Réquiem para Rachel de Queiroz
Cearense de Fortaleza, Rachel de Queiroz nasceu no dia 17 de novembro de 1910. E morreu no dia 4 de novembro, portanto às vésperas de completar 93 anos. Ao longo destes anos, tão bem vividos, ela foi sempre uma admirável escritora, que ainda há pouco tempo lançou o livro Tantos anos, escrito a quatro mãos com a irmã Maria Luíza. “Sem ela, não haveria livro, que me arrancou à força. Trabalhamos juntas durante quatro anos, ela me perguntando e eu respondendo”, contava a autora de livros consagrados e referenciais, como O Quinze - escrito quando tinha apenas 20 anos, uma obra pronta e acabada, que a consagrou no universo literário do país. Escreveu também Lampião, A beata Maria do Egito, João Miguel, Caminho de pedras, O galo de ouro, Memorial de Maria Moura, Dôra Doralina e As três Marias, seus dois melhores romances.
Transparente, coerente e sincera, com a sensibilidade nordestina à flor da pele, Rachel ofereceu-nos sempre uma permanente lição de fidelidade à sua vida de contadora de histórias. Poucos autores conseguiram, melhor do que ela, escrever com tanta desenvoltura e simplicidade. Sua prosa é sóbria, coloquial e escorreita; trafega, límpida, fagueira e impávida, pelos olhos do leitor, sem transbordamentos, sem excessos e sem retumbâncias, dentro de uma narrativa não raro dramática, com enfoque especial contra os estamentos preconceituosos da aristocrática sociedade de então.
Foi a pioneira da temática social no romanceiro nordestino: dos paraibanos José Américo, José Lins do Rêgo e Ariano Suassuna; do pernambucano Gilberto Freyre; do alagoano Graciliano Ramos; do sergipano Amando Fontes e do baiano Jorge Amado.
Foi pioneira também na Academia Brasileira de Letras, a primeira mulher a eleger-se em nossos quadros de Membros Efetivos, para a Cadeira n.º 5, na sucessão de Cândido Mota Filho. O presidente Jânio Quadros quis nomeá-la ministra da Educação, mas ela não aceitou o convite, por entender que uma professora do Ceará não devia ocupar um Ministério. E se perguntava: “Como continuar sendo escritora e ministra ao mesmo tempo?”
Revelava que aos 20 anos já estava no Partido Comunista: “Logo cedo, porém, vi que era impossível a convivência de pessoas inteligentes com comunistas militantes. Dois anos depois, rompi com o partido, quando ele censurou uma peça minha e quis me obrigar a fazer uma auto-censura. Fui então expulsa solenemente. Chamaram-me até de policial-fascista, embora ainda hoje me tenho como socialista e, por isto mesmo, estou a milhares de quilômetros da Rússia”.

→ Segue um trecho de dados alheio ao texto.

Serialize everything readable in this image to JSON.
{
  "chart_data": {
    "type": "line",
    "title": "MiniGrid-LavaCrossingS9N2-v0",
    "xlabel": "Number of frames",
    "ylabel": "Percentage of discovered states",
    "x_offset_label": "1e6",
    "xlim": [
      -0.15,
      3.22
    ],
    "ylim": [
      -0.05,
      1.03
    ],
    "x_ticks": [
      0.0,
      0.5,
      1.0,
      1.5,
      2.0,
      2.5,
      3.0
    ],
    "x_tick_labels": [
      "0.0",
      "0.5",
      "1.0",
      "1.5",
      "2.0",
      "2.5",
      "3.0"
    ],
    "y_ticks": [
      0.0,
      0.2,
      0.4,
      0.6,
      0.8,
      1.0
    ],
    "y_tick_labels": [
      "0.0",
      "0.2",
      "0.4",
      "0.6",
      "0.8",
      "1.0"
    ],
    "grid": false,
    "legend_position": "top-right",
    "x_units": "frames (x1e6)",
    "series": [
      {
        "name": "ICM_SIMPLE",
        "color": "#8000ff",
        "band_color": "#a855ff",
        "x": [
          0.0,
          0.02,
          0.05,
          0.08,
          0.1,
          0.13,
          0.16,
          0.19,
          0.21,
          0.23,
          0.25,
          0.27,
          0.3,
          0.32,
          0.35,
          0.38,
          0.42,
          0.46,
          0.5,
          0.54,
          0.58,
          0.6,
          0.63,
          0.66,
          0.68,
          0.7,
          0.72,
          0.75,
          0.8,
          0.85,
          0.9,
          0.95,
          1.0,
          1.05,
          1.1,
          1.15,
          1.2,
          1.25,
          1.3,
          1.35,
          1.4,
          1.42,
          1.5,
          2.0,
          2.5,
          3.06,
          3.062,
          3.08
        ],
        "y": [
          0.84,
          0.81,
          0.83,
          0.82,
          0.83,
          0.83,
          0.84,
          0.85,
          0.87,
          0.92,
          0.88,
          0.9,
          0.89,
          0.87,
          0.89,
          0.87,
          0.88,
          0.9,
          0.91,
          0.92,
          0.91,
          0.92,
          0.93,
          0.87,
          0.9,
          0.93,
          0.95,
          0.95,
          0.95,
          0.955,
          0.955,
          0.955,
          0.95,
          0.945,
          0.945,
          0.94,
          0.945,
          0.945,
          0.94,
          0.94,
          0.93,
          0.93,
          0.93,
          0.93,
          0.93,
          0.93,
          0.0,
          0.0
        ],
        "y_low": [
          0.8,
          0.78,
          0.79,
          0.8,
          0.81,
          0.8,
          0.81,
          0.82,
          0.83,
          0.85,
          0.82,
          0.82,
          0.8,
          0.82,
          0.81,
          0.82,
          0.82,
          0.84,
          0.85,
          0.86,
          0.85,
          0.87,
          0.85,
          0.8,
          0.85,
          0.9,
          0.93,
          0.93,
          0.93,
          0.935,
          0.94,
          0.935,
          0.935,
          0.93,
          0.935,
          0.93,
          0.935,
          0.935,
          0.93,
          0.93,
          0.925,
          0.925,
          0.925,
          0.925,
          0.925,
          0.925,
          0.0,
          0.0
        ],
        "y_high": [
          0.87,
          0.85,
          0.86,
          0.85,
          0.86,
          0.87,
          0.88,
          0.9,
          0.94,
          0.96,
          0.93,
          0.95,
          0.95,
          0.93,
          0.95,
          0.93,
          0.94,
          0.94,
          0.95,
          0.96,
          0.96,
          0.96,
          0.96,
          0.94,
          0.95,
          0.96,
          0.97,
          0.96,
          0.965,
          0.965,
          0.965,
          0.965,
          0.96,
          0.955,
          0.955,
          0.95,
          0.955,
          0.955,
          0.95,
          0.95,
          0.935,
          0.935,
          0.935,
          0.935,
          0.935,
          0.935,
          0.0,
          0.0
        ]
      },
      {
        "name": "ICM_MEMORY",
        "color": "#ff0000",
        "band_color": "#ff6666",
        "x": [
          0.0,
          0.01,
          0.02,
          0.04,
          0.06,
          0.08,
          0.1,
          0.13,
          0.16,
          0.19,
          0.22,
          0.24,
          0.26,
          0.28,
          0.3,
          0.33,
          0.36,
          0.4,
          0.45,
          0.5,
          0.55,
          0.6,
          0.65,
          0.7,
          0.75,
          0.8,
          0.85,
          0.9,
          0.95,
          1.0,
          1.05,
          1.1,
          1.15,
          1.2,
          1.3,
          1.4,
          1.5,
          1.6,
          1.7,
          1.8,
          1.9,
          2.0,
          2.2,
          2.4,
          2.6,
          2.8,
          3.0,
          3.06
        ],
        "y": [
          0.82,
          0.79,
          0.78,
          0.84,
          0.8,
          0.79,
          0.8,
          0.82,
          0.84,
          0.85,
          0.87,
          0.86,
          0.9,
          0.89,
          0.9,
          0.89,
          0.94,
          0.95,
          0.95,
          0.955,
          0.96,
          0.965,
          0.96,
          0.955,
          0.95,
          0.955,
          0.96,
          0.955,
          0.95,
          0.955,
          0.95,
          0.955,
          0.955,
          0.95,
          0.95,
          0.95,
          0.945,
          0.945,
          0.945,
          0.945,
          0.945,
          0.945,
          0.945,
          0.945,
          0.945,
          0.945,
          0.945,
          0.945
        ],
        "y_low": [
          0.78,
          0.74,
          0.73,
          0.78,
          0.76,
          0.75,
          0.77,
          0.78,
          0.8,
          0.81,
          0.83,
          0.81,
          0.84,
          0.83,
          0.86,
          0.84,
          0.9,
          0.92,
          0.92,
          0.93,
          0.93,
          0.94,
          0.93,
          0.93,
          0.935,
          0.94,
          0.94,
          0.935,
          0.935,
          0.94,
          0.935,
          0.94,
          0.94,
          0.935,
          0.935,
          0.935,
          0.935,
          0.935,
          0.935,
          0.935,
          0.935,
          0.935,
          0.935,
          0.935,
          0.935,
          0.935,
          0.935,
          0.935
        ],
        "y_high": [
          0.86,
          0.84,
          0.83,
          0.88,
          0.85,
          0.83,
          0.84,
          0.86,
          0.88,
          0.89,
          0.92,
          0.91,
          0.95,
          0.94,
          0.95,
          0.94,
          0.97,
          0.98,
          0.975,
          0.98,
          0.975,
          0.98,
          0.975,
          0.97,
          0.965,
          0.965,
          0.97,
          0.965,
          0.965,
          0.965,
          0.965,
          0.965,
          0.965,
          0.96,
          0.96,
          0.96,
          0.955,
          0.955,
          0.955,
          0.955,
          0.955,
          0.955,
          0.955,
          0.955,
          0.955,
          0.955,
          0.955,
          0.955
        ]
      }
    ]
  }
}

Seu tataravô era tio e padrinho do romancista José de Alencar, do qual se considera assim uma descendente. Por parte dos Alencares, era prima do Marechal Humberto de Alencar Castelo Branco.
Morou durante 12 anos na ilha do Governador; residiu durante 14 anos na Rua Cândido Mendes, na Glória; e há vários anos, morava em seu refúgio da Rua Rita Ludolf, no Leblon.
Sua única filha morreu com 1 ano e meio de idade. Coube-lhe criar a irmã Maria Luíza, além dos netos Flávio e Daniel, que considerava filhos. Dizia: “Os avós não têm obrigação de educar os netos. Só de amá-los. Educação é tarefa dos pais”.
E quanto aos seus livros? “Não costumo relê-los. De certo modo, sinto até um pouco de vergonha deles, embora alguns me persigam até hoje. De nenhum fiz propriamente um lançamento, com noite de autógrafos. Eles sempre chegavam discretamente às livrarias e aí ficavam à disposição”.
Rachel se considerava uma senhora avó, que já havia pago todas as prestações da vida. E, ao contrário do sertanejo, que, quando recebe um convite para tomar chá, responde: “Obrigado, mas não estou doente”, Rachel gostava de chá e, por isto, não estranhou o da Academia Brasileira de Letras, nas nossas quintas-feiras.
Vascaína e adepta do casamento, ela escrevia por obrigação, nunca teve fé, era uma atéia mística, com nostalgia de religião, de Deus e de uma alma imortal, que não sabia se tinha, mas que gostaria de ter.
Nota: o blog manteve a grafia original.